The military brief is one of a tall stack of amicus curiae, or friend of the court, briefs filed on behalf of the University of Michigan in two pivotal affirmative action cases being argued in the Supreme Court today. At issue is not just the admissions policies at Michigan's college and law school, but the question of whether race can be taken into account by universities, employers and the government to promote diversity. The briefs provide the court — and particularly Justice Sandra Day O'Connor, the likely swing vote — with compelling reasons to uphold affirmative action.
The briefs supporting Michigan — filed by major corporations, elected officials and academics, among others — testify to how central affirmative action is to preserving diversity in American life, and to how much damage would be done if it were eliminated.
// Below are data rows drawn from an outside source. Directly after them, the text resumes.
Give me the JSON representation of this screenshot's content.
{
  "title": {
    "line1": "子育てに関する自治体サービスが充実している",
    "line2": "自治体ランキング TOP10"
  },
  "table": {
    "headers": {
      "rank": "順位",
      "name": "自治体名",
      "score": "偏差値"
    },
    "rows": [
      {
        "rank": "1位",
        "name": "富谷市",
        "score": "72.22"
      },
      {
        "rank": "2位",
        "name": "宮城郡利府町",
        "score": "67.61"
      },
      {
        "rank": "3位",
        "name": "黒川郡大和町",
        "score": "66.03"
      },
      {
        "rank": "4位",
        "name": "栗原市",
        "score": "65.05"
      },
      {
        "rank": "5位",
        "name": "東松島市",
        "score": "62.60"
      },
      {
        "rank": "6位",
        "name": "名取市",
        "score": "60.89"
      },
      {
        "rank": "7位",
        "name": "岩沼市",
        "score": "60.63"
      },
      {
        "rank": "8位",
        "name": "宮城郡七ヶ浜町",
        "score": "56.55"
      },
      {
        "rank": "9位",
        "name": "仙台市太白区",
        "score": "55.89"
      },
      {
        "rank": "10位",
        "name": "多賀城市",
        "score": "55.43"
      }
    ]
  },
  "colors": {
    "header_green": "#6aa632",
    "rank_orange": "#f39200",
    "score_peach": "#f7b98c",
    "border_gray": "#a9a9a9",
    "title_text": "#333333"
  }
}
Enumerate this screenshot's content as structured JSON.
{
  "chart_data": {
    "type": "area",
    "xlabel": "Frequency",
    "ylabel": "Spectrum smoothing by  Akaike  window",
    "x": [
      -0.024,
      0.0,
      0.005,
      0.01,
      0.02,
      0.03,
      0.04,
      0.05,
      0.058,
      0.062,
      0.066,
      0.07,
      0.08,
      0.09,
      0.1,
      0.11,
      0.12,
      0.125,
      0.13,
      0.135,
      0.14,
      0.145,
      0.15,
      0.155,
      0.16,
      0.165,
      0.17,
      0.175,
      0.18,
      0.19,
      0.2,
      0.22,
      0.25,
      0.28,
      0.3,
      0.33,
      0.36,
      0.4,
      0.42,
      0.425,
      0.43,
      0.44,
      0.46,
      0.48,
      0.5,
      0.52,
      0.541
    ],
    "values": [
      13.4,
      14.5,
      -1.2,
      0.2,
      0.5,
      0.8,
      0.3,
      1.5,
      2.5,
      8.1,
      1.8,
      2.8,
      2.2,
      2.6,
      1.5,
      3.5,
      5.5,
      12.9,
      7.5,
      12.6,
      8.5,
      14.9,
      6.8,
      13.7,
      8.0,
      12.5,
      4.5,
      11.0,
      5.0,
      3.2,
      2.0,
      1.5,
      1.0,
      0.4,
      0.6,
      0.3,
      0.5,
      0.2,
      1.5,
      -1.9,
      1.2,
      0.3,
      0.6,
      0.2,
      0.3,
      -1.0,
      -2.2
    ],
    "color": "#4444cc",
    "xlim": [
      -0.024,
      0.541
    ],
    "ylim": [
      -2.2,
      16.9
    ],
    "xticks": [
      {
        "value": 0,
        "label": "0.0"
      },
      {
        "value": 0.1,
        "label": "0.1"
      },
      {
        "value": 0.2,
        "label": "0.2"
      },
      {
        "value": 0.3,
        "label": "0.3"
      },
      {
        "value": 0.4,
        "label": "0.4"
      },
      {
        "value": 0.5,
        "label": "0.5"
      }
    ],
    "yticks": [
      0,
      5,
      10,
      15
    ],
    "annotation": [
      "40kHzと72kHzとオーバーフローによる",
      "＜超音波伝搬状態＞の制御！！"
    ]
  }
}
In Vietnam, the military brief notes, many African-Americans served among the enlisted but few were officers, and the forces were racially polarized. It became so bad, the brief says, the leadership feared that the military was "on the verge of self-destruction." But race-based recruitment programs increased the percentage of minority officers and greatly improved race relations.
Fortune 500 companies tell the court about the importance they, too, place on affirmative action. A brief on behalf of 65 corporations, including Microsoft, Coca-Cola and General Electric, asserts that racial and ethnic diversity in colleges and universities is vital to the companies' ability to maintain a diverse work force, and ultimately to their "continued success in the global marketplace."
The civil rights movement started on the fringes of society, but today its goals of inclusion and diversity are core American values. In its 1978 decision upholding the use of race in admissions, the Supreme Court recognized that universities have an interest in promoting diversity through an admissions policy that takes race into account. This interest in diversity has only grown since then as our nation has become more multiracial and multicultural, and the world has grown smaller.
Today's cases are not about minority rights, but about the kind of society we want to be. An impressive number of establishment institutions have all weighed in to say that affirmative action is a good, and even a necessary, policy for the nation as a whole. Count this page as one more friend of the court that urges it to uphold the University of Michigan's admissions policies.